For the last 22 years Index on Censorship has been proud to host the annual Freedom of Expression Awards. It’s an opportunity to celebrate the brave artists, journalists and campaigners from around the world who fight for freedom of expression in the most challenging of circumstances. There are some truly incredible nominees for the awards this year, who more than ever, are challenging the repressive regimes they live under to fight for the rights of ordinary people.
2023 has seen the continuation of Russia’s war on Ukraine with its horrific consequences for the people of Ukraine and the severe repression for those speaking out against the war in Russia. The CCP in China continues to repress journalists, particularly those who attempt to uncover the crimes against the Uyghur people, and activists and protesters for women’s rights in Iran and Afghanistan face vicious attacks from the authorities.

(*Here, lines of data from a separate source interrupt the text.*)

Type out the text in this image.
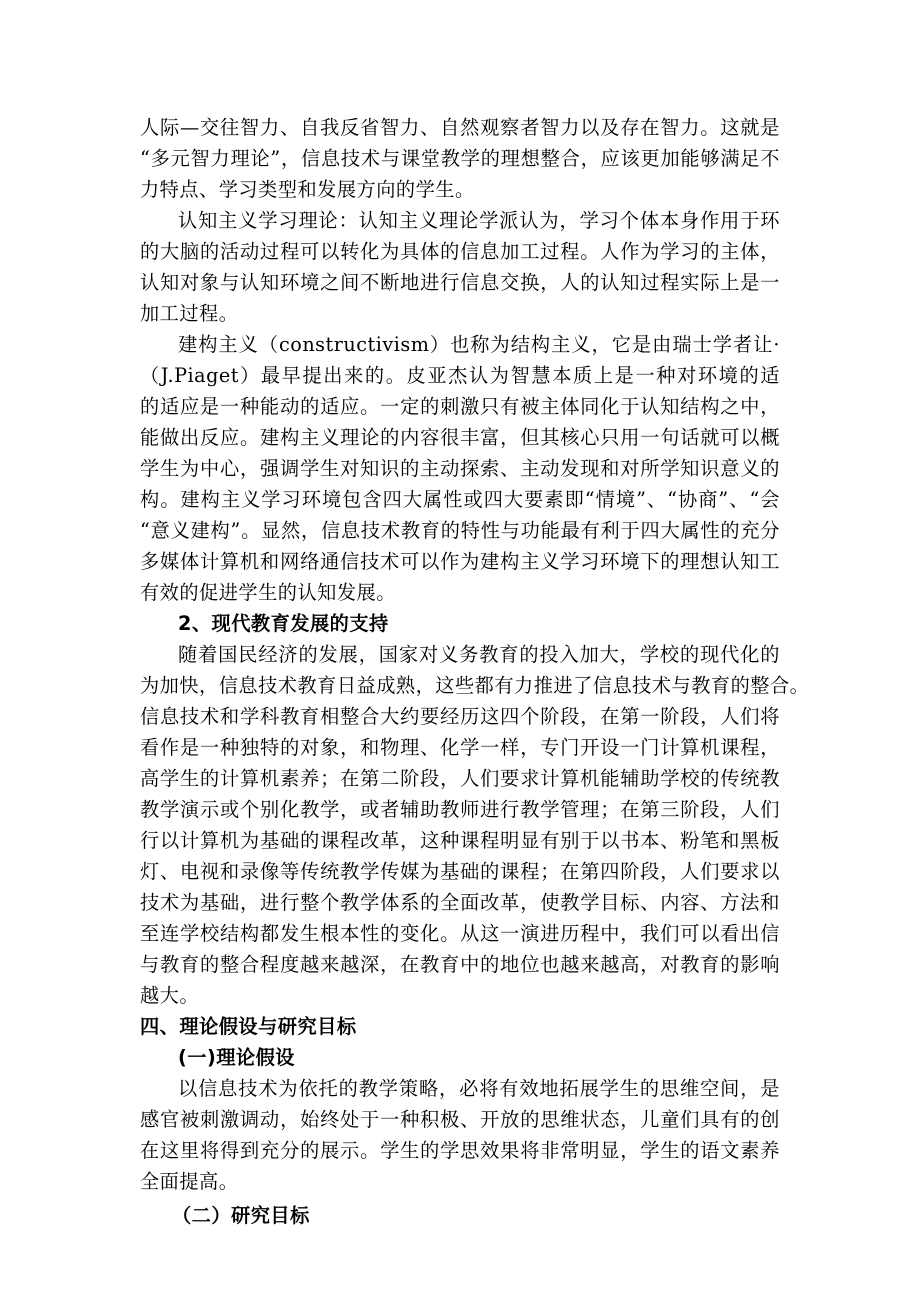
人际—交往智力、自我反省智力、自然观察者智力以及存在智力。这就是
“多元智力理论”，信息技术与课堂教学的理想整合，应该更加能够满足不
力特点、学习类型和发展方向的学生。
认知主义学习理论：认知主义理论学派认为，学习个体本身作用于环
的大脑的活动过程可以转化为具体的信息加工过程。人作为学习的主体，
认知对象与认知环境之间不断地进行信息交换，人的认知过程实际上是一
加工过程。
建构主义（constructivism）也称为结构主义，它是由瑞士学者让·
（J.Piaget）最早提出来的。皮亚杰认为智慧本质上是一种对环境的适
的适应是一种能动的适应。一定的刺激只有被主体同化于认知结构之中，
能做出反应。建构主义理论的内容很丰富，但其核心只用一句话就可以概
学生为中心，强调学生对知识的主动探索、主动发现和对所学知识意义的
构。建构主义学习环境包含四大属性或四大要素即“情境”、“协商”、“会
“意义建构”。显然，信息技术教育的特性与功能最有利于四大属性的充分
多媒体计算机和网络通信技术可以作为建构主义学习环境下的理想认知工
有效的促进学生的认知发展。
2、现代教育发展的支持
随着国民经济的发展，国家对义务教育的投入加大，学校的现代化的
为加快，信息技术教育日益成熟，这些都有力推进了信息技术与教育的整合。
信息技术和学科教育相整合大约要经历这四个阶段，在第一阶段，人们将
看作是一种独特的对象，和物理、化学一样，专门开设一门计算机课程，
高学生的计算机素养；在第二阶段，人们要求计算机能辅助学校的传统教
教学演示或个别化教学，或者辅助教师进行教学管理；在第三阶段，人们
行以计算机为基础的课程改革，这种课程明显有别于以书本、粉笔和黑板
灯、电视和录像等传统教学传媒为基础的课程；在第四阶段，人们要求以
技术为基础，进行整个教学体系的全面改革，使教学目标、内容、方法和
至连学校结构都发生根本性的变化。从这一演进历程中，我们可以看出信
与教育的整合程度越来越深，在教育中的地位也越来越高，对教育的影响
越大。
四、理论假设与研究目标
(一)理论假设
以信息技术为依托的教学策略，必将有效地拓展学生的思维空间，是
感官被刺激调动，始终处于一种积极、开放的思维状态，儿童们具有的创
在这里将得到充分的展示。学生的学思效果将非常明显，学生的语文素养
全面提高。
（二）研究目标
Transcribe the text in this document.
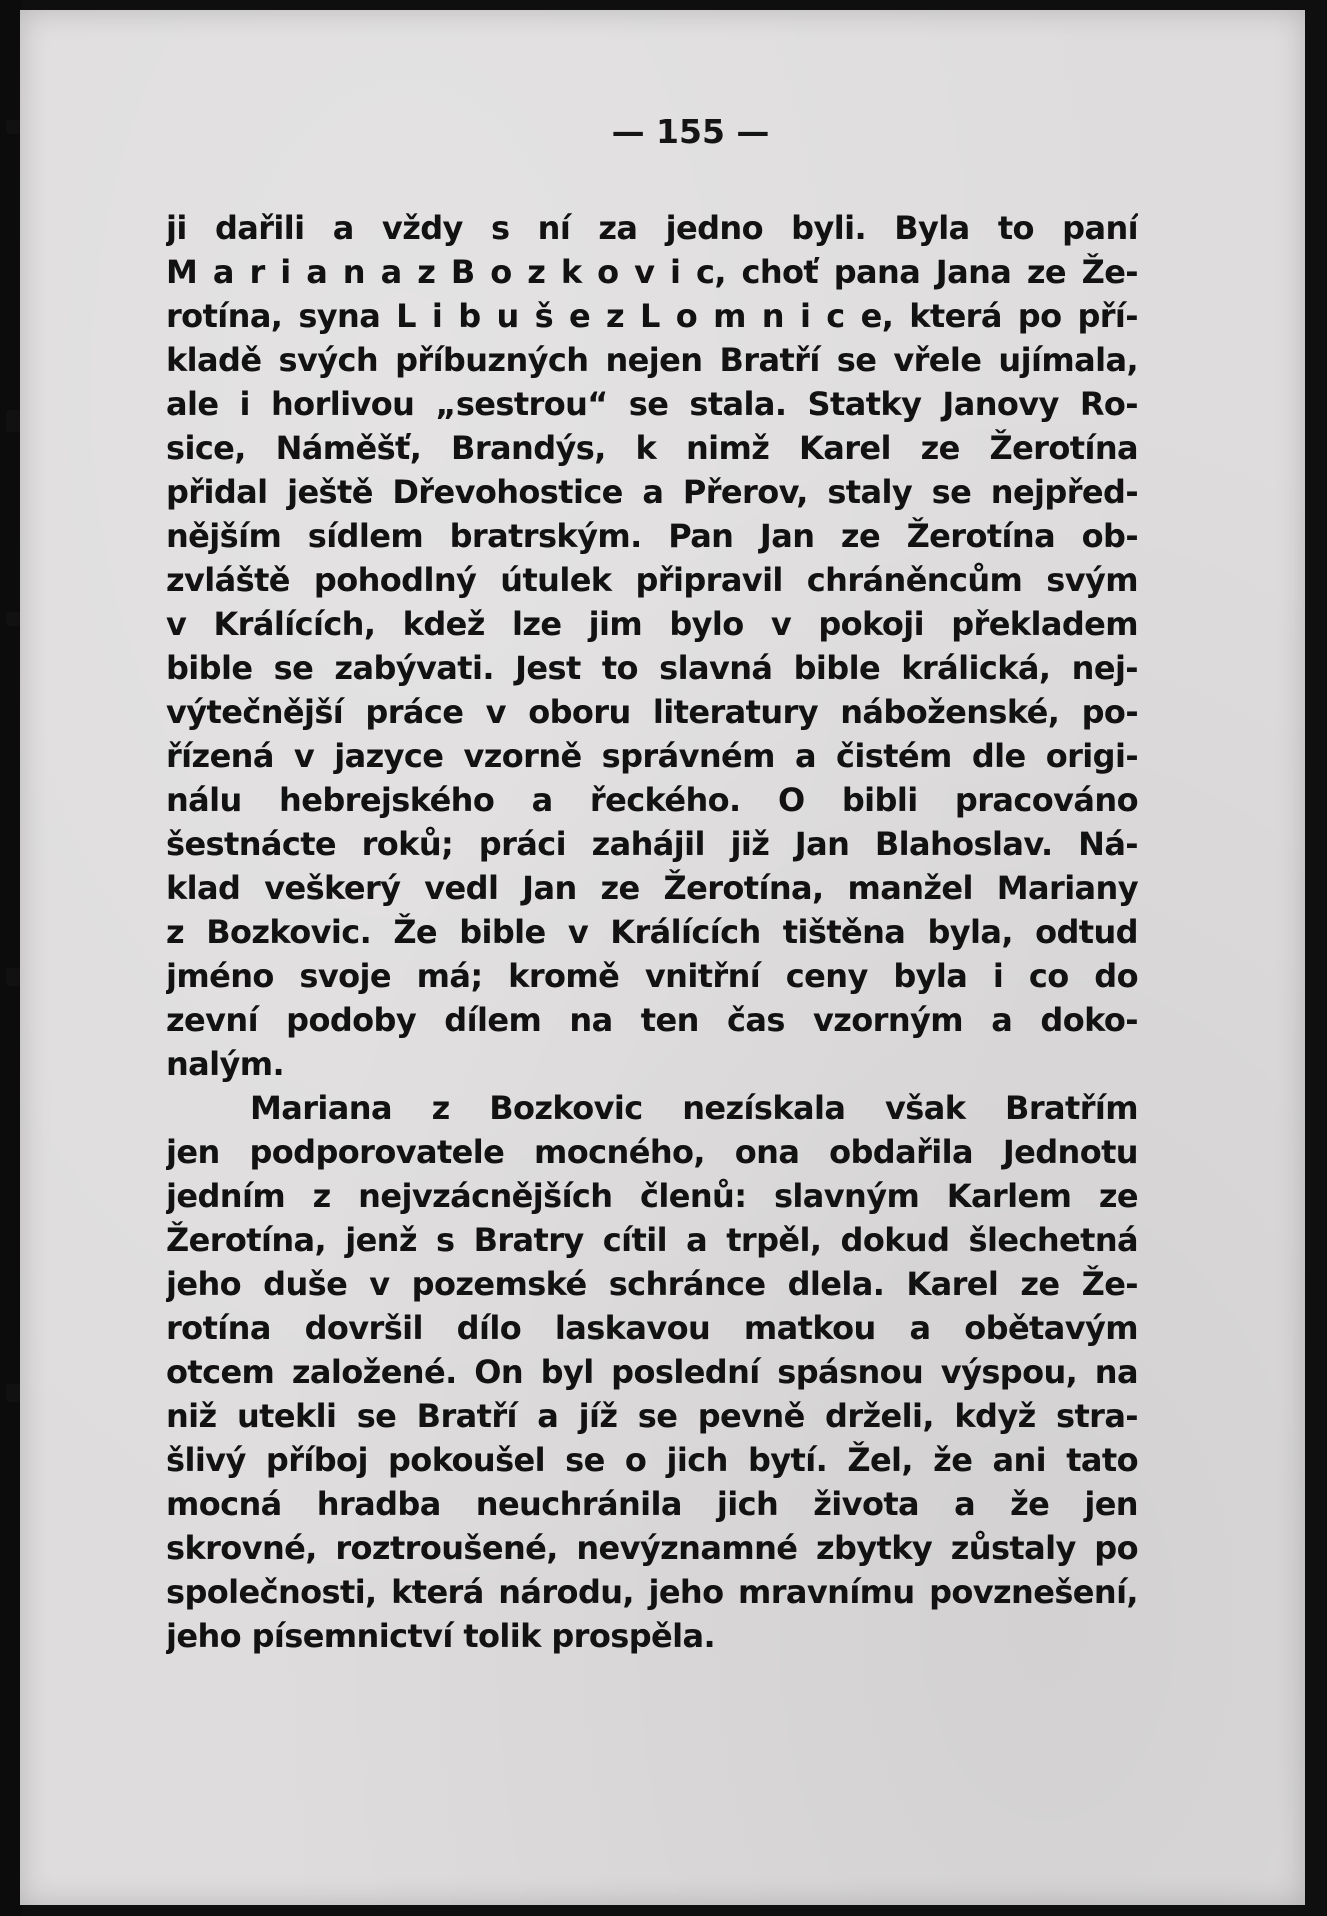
— 155 —
ji dařili a vždy s ní za jedno byli. Byla to paní
M a r i a n a z B o z k o v i c, choť pana Jana ze Že-
rotína, syna L i b u š e z L o m n i c e, která po pří-
kladě svých příbuzných nejen Bratří se vřele ujímala,
ale i horlivou „sestrou“ se stala. Statky Janovy Ro-
sice, Náměšť, Brandýs, k nimž Karel ze Žerotína
přidal ještě Dřevohostice a Přerov, staly se nejpřed-
nějším sídlem bratrským. Pan Jan ze Žerotína ob-
zvláště pohodlný útulek připravil chráněncům svým
v Králících, kdež lze jim bylo v pokoji překladem
bible se zabývati. Jest to slavná bible králická, nej-
výtečnější práce v oboru literatury náboženské, po-
řízená v jazyce vzorně správném a čistém dle origi-
nálu hebrejského a řeckého. O bibli pracováno
šestnácte roků; práci zahájil již Jan Blahoslav. Ná-
klad veškerý vedl Jan ze Žerotína, manžel Mariany
z Bozkovic. Že bible v Králících tištěna byla, odtud
jméno svoje má; kromě vnitřní ceny byla i co do
zevní podoby dílem na ten čas vzorným a doko-
nalým.
Mariana z Bozkovic nezískala však Bratřím
jen podporovatele mocného, ona obdařila Jednotu
jedním z nejvzácnějších členů: slavným Karlem ze
Žerotína, jenž s Bratry cítil a trpěl, dokud šlechetná
jeho duše v pozemské schránce dlela. Karel ze Že-
rotína dovršil dílo laskavou matkou a obětavým
otcem založené. On byl poslední spásnou výspou, na
niž utekli se Bratří a jíž se pevně drželi, když stra-
šlivý příboj pokoušel se o jich bytí. Žel, že ani tato
mocná hradba neuchránila jich života a že jen
skrovné, roztroušené, nevýznamné zbytky zůstaly po
společnosti, která národu, jeho mravnímu povznešení,
jeho písemnictví tolik prospěla.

The shortlisted candidates for the Arts award are Visual Rebellion, a platform for sharing the work of photographers, filmmakers, and artists documenting the protests in Myanmar; Iranian rapper Toomaj Salehi, who sings about injustice and the abuse of civil society by the authorities, for which he has been imprisoned; and Ukrainians, curator Maria Lanko and artist Pavlo Makov, who have worked to protect Ukrainian art in the face of Russian war crimes.
The shortlisted candidates for the Campaigning award are Matiullah Wesa from Afghanistan who has worked to ensure all children, but especially girls, have access to education and educational materials; Russian student Olesya Krivtsova who has publicly opposed Russia’s war on Ukraine and has fled the country to avoid up to 10 years’ imprisonment; the Xinjiang Victim’s Database, which records the incarceration and persecution of the Uyghur population in Xinjiang province; and the Africa Human Rights Network which works to support and protect human rights defenders across the Great Lakes region of Africa.
And the shortlisted candidates for the Journalism award are Bilan Media, Somalia’s first women-only media organisation and newsroom; Mohammed Zubair, co-founder of the Indian fact-checking platform Alt News which has led to threats after challenging misinformation; and Afghan Mortaza Behboudi, in exile in France, who continues to travel to Afghanistan every month to work with different media outlets to ensure the voices of Afghans are heard.
The Freedom of Expression Awards are a time to remind ourselves of the importance of freedom of expression and to commit ourselves to protecting our own freedom of expression. It is easily lost but hard fought for. We must not forget that.